Dan and I spend long, fraught evenings dissecting our children’s educational paths and budding character, while our kids simply board the family bus, eyes shiny and trusting. Someday, they’ll be shocked to learn that adulthood isn’t synonymous with certitude.

Recently, I watched brand new earring holes get shot through Rose’s ears. My head spun with the gravity of the occasion, and I still reel when I spot those pink daisies in the ears I’ve nibbled and stroked and dropped ear oils into the inflamed funnel of, while she simply twirls her new studs like this was an inevitable stop on the road-trip of her sixth year.

And today, as much as it might feel good to plow deeper into the fields of my to-do list, as much as Col would not dock me “motherhood points” for dropping him with a friend, I am really here for myself.

I’m here to assure Col that my childhood contained embarrassing moments, too, and to listen to his uncensored thoughts while still granted access. I’m here to notice what snags his attention today: a heart-shaped rock, a purple leaf, the pair of ravens playing in the wind currents.

Col is too young to understand the currency of memories, how they keep you company as you age. Nor does he know about the clenching muscle of the heart that wants to grasp the ungraspable, to preserve something from our children’s ephemeral childhood. No, he – and most children – simply live it, as carefree as the ravens that swoop low to check us out.

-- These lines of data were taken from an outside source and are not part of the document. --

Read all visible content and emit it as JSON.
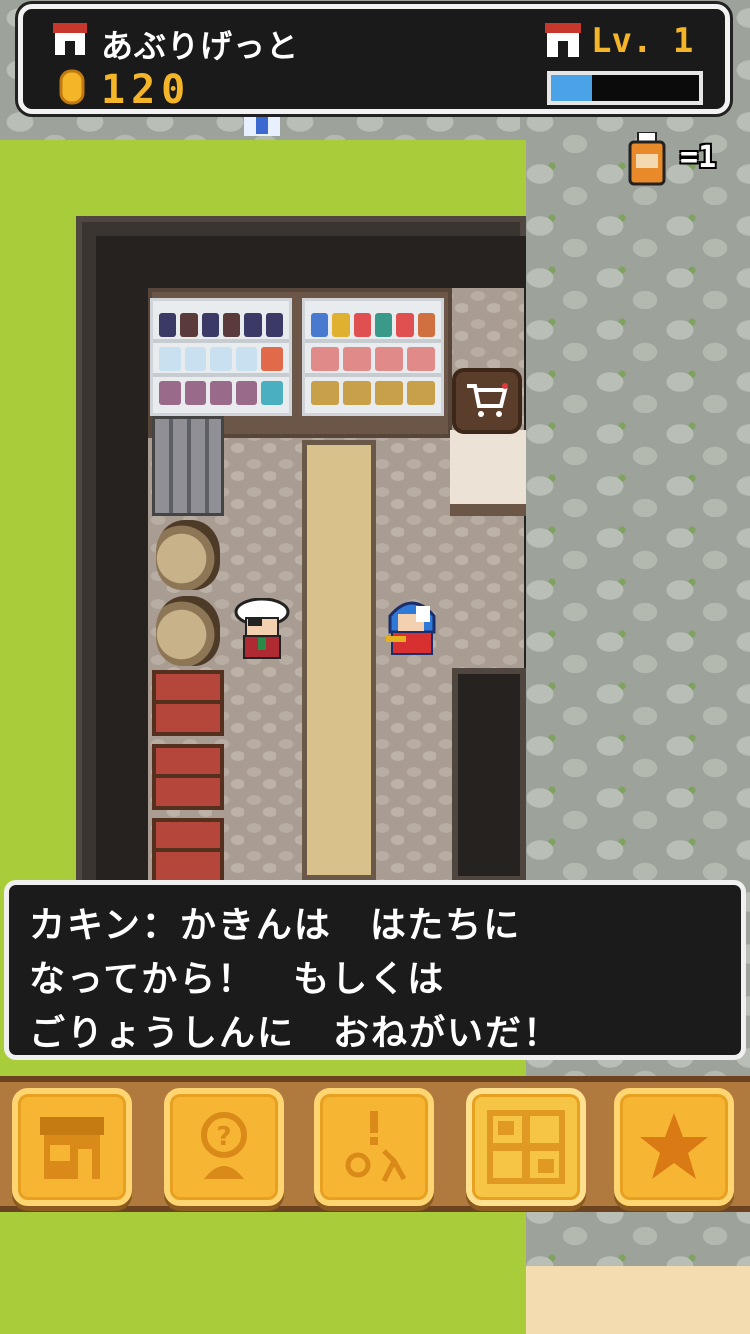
{
  "hud": {
    "player_name": "あぶりげっと",
    "coins": "120",
    "level_label": "Lv. 1",
    "xp_fraction": 0.28
  },
  "inventory": {
    "potion_count": "1"
  },
  "dialog": {
    "text": "カキン：かきんは　はたちに\nなってから！　もしくは\nごりょうしんに　おねがいだ！"
  },
  "menu": {
    "buttons": [
      {
        "icon": "shop-building-icon"
      },
      {
        "icon": "question-scroll-icon"
      },
      {
        "icon": "alert-quest-icon"
      },
      {
        "icon": "town-map-icon",
        "active": true
      },
      {
        "icon": "star-icon"
      }
    ]
  },
  "colors": {
    "accent_gold": "#f5b529",
    "xp_blue": "#4aa3e6",
    "menu_orange": "#f7b534"
  }
}
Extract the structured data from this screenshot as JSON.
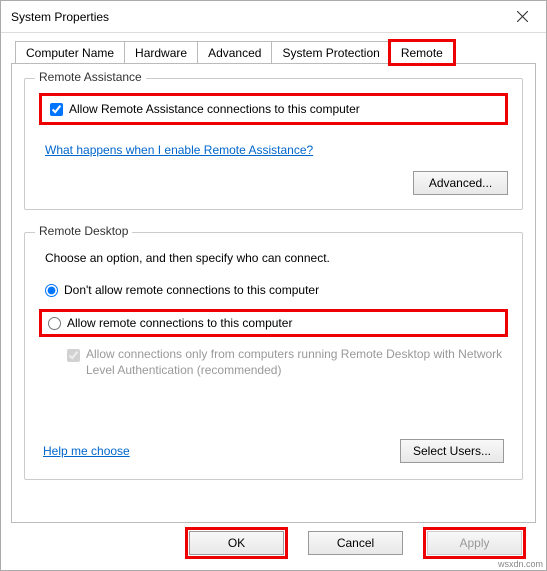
{
  "window": {
    "title": "System Properties"
  },
  "tabs": {
    "computer_name": "Computer Name",
    "hardware": "Hardware",
    "advanced": "Advanced",
    "system_protection": "System Protection",
    "remote": "Remote"
  },
  "remote_assistance": {
    "legend": "Remote Assistance",
    "allow_label": "Allow Remote Assistance connections to this computer",
    "help_link": "What happens when I enable Remote Assistance?",
    "advanced_button": "Advanced..."
  },
  "remote_desktop": {
    "legend": "Remote Desktop",
    "instruction": "Choose an option, and then specify who can connect.",
    "option_dont_allow": "Don't allow remote connections to this computer",
    "option_allow": "Allow remote connections to this computer",
    "nla_label": "Allow connections only from computers running Remote Desktop with Network Level Authentication (recommended)",
    "help_link": "Help me choose",
    "select_users_button": "Select Users..."
  },
  "buttons": {
    "ok": "OK",
    "cancel": "Cancel",
    "apply": "Apply"
  },
  "watermark": "wsxdn.com"
}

We take this same hike every Friday. We notice which plants have grown since we were last here. We go to the same creek and shore up our Washington, D.C., rock sculptures. We haven’t seen the snake again, but we walk past the large pink boulder with its secret hole, and we remember how we stood there in the spring sun, together, with no particular agenda other than to watch life unfold in the present moment.